Vers une internationalisation du droit de la consommation ?

By 13 April 2013

B) Vers une internationalisation du droit de la consommation ?

Quand bien même il convient de se réjouir de l’édiction de textes communautaires, il n’en demeure pas moins que l’Internet doit être considéré dans un environnement transfrontière. Alors que la protection du consommateur de services semble être efficace dans un cadre national, voir communautaire, l’environnement d’Internet peut en effet poser quelques difficultés en pratique lors de contrats internationaux. Certains s’interrogent alors sur la nécessité de « voir se réaliser la formation d’une norme internationale qui prendrait la forme d’une lex consommatica liée à cette lex electronica. Provenant de l’expression lex mercatoria qui décrit le droit des marchands à travers leurs habitudes commerciales, serait constituée de degrés de coercition variables.
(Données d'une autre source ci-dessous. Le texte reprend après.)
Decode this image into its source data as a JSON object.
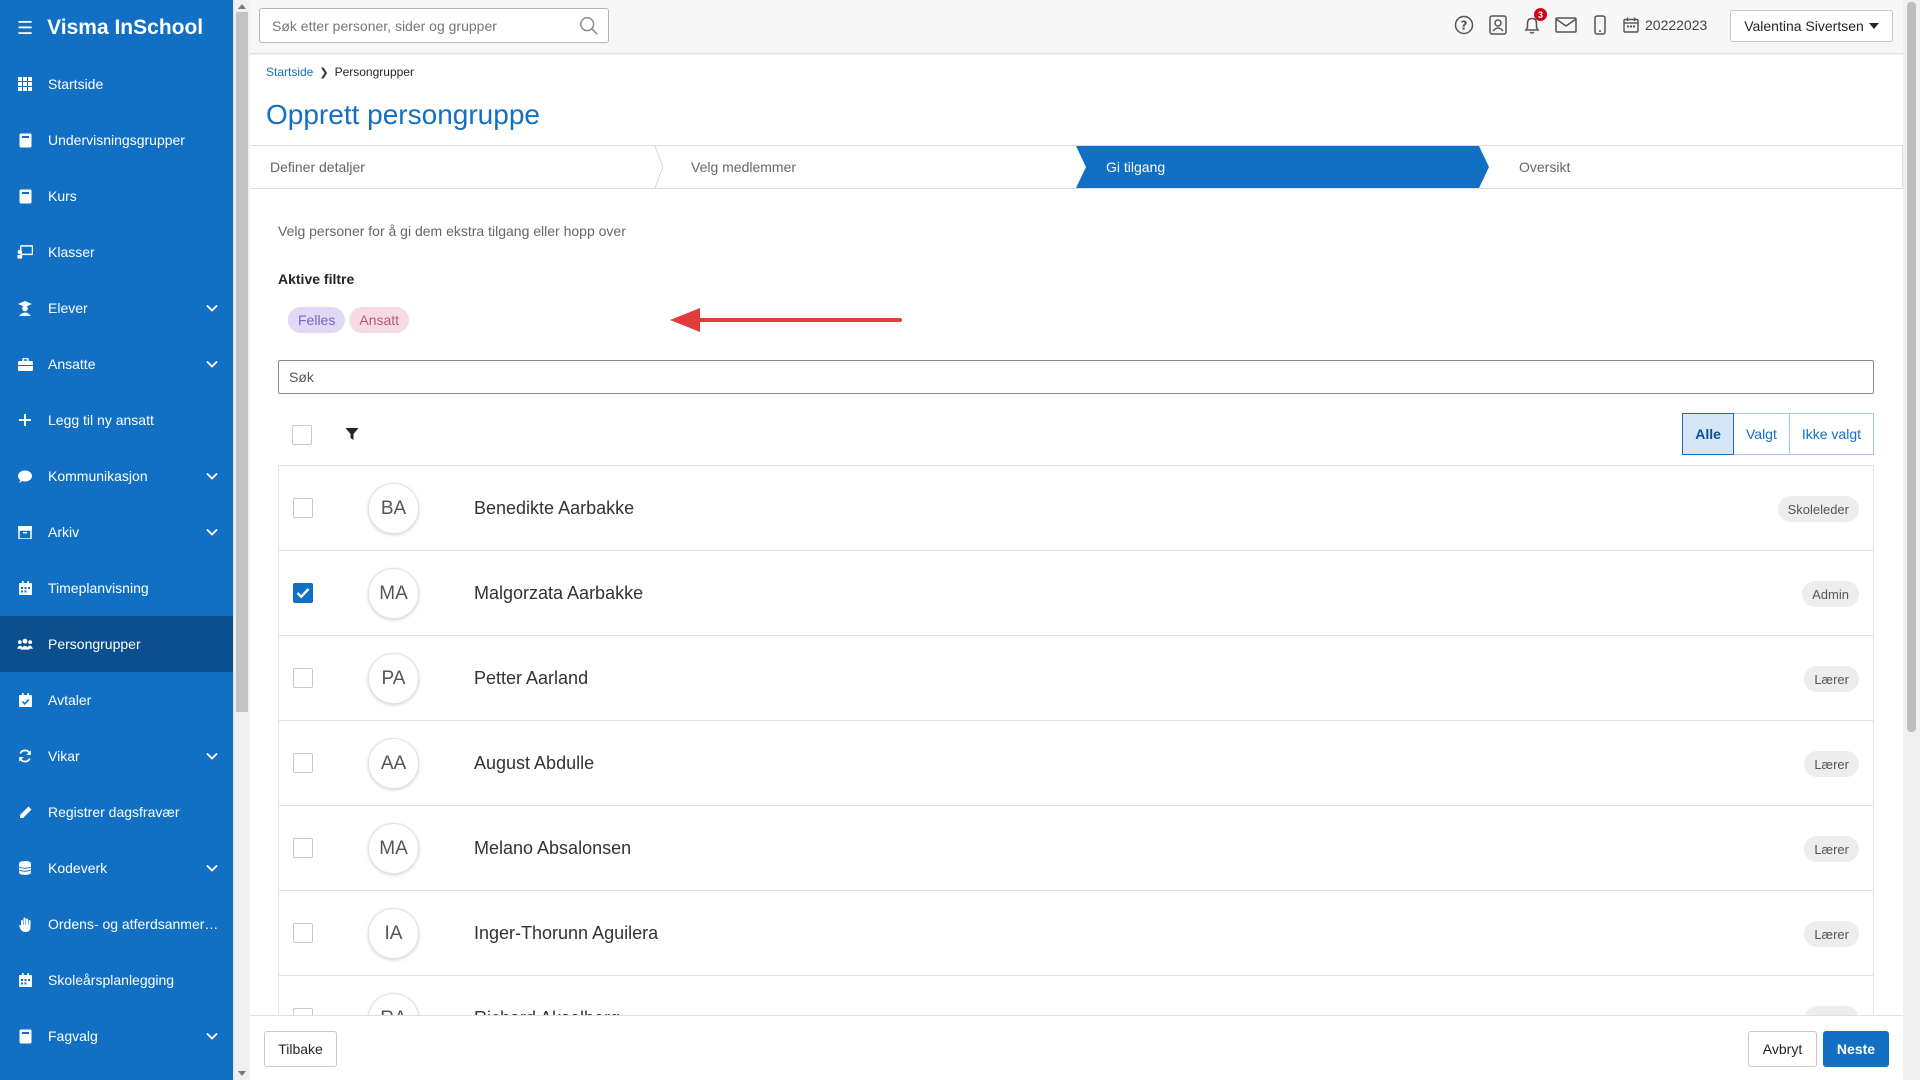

S’il nous est permis de s’asseoir sur cette lex mercatoria pour savoir ce que pourrait être la lex consommatica, « les lois modèles et conventions, les contrats types, la pratique contractuelle, les sentences arbitrales et les principes généraux du droit », pourraient alors en être aussi les composantes.

La lex mercatoria était utilisée au Moyen-âge pour déterminer les normes qui étaient contrôlées par les gens des affaires. Elle est un droit transnational né de la pratique des affaires entre les opérateurs économiques de différents pays et qui, en marge de l’intervention étatique, régit « l’ensemble des relations commerciales internationales, à la seule exception de celles qui mettent en présence des collectivités publiques agissant selon des procédés qui leurs sont propres »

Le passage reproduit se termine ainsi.